Resident Edwina “Winnie” Reese: A “very blessed” life
Edwina “Winnie” Reese grew up in the Philadelphia-area neighborhood called Roxborough. Her father was a pressman for the Philadelphia Inquirer.
“He left school at 16,” Winnie says. “He worked there for 25 years.”
Her mother was legally blind, without 85 percent of her vision. “When I was a child that was the only thing I knew of her. The older I get, the more I realize how remarkable she was.”
In 2011, Winnie came to Homeland, to help her sister, resident Lou Hepschmidt. She learned to play bingo and made friends with other residents. All three daughters — “three of the most wonderful women you’d ever meet” – pledged to visit every month, and they have (quarantine excepted). Two drive in from Montgomery County and the third takes a train from New York once a month, rents a car, visits for a couple of hours, and then gets back on the train.
On Winnie’s birthday this November, the Pennsylvania daughters surprised Winnie with an outdoor, socially distanced visit.
“That was the first time I’d seen them since February,” she says. “There was so much excitement, with them coming and surprising me. I had no idea they were coming. They just told me I had visitors at the gate, but I couldn’t figure out who it could be.”
Today, Winnie has five grandchildren, six great-grandchildren, “and one more on the way.” In past years, the family would rent a house at Ocean City, New Jersey, for a week around Thanksgiving or Christmas. Those gatherings were “wonderfully fun,” and the cousins are all good friends. “I’m very blessed,” says Winnie.
Winnie describes herself as “very sickly” when she was a girl, but she managed to attend Roxborough High School. That was where she met her husband, William. Her last name was Reber, and his was Reese, so he was usually right behind her in the classroom seating. Around their senior year, they started dating.

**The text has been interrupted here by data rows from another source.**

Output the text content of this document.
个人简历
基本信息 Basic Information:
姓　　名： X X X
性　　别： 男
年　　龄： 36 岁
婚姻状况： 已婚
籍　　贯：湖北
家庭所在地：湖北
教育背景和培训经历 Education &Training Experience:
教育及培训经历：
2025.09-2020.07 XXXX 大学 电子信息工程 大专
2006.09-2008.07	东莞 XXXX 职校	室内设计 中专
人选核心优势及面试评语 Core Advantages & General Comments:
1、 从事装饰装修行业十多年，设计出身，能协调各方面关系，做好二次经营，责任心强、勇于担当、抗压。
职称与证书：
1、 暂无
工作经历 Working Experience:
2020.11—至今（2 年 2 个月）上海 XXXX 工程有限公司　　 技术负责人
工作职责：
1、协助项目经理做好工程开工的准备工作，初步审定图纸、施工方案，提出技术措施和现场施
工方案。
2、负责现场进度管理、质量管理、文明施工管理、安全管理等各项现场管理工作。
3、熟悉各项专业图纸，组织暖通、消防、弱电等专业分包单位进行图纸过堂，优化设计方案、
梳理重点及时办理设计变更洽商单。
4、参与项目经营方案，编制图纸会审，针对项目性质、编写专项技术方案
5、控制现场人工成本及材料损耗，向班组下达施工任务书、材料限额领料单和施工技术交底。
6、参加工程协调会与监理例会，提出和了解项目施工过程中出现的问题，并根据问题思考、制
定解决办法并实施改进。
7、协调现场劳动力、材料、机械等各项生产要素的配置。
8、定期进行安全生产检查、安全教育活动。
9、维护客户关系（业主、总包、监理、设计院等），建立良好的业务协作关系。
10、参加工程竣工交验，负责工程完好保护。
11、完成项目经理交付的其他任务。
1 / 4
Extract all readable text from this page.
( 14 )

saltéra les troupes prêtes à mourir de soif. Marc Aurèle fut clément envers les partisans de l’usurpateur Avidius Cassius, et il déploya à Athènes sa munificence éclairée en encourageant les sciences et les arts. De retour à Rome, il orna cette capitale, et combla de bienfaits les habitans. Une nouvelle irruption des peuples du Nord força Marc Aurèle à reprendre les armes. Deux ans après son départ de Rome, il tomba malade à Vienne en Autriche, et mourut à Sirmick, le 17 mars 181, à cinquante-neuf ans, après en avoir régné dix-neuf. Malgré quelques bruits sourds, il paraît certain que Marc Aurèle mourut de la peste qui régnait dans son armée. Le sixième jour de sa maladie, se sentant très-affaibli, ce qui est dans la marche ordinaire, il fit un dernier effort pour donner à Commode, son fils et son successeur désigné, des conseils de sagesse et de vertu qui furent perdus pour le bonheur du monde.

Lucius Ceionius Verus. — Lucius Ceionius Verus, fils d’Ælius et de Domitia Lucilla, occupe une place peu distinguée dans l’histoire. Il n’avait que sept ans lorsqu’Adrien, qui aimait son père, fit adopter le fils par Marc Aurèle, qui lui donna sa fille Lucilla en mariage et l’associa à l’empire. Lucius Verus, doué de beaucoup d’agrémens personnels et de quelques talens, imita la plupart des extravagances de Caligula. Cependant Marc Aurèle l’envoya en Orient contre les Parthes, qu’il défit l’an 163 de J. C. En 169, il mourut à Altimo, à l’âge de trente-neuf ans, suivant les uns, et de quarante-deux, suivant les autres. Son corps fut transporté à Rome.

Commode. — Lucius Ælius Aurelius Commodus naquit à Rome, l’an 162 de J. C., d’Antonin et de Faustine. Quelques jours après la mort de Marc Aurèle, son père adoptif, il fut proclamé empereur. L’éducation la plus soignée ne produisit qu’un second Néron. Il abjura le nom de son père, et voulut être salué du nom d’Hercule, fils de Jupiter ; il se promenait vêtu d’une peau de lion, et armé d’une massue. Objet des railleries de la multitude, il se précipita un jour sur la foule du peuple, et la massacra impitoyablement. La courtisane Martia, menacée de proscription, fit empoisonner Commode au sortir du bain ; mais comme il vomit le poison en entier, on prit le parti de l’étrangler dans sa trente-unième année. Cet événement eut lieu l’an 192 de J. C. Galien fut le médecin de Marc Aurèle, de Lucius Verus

They got married in 1944, at age 19. With his terrible vision, he had been considered 4F for the draft, but four months after they married, William was called up into the Army.
After William returned, he went back to his old job for a time, with a company making underfloor electrical distribution systems. “Those years are pretty much a blur,” Winnie says. “I had three kids in three years.” The family ended up moving to Montgomery County, outside of Plymouth Meeting.
She finally recovered from her sickly childhood when her first daughter was born, four years after she got married. “I only weighed 89 pounds when I got married,” she says. When her first daughter was three years old, she had twin girls.
Winnie worked for the Girl Scouts in Philadelphia for 23 years as the administrative assistant to the executive director.
William died when he was only 61, and Winnie managed on her own. She had always loved playing pinochle, so she joined a group of about 12 other pinochle players from her church, “and we had a wonderful time.”
From that group, she learned a recipe for “Bert’s pumpkin bread,” named after her dear friend Bertha. The pumpkin bread was a staple of many gatherings, and Winnie contributed the recipe to “Heritage Recipes from Homeland Center,” the cookbook published in 2017 to commemorate Homeland’s 150th anniversary.
Ask her what she likes about Homeland, Winnie simply says: “Everything.’’
“If I could pick it up and move it back to Montgomery County, it’d be perfect,’’ she says. “This is an exceptional place.”
She used to visit people from her church who were in nursing homes, and none of those places could compare to Homeland, she says.
“The people that work here are so good, so kind and thoughtful. They bend over backwards to do things for you. They’re very caring.”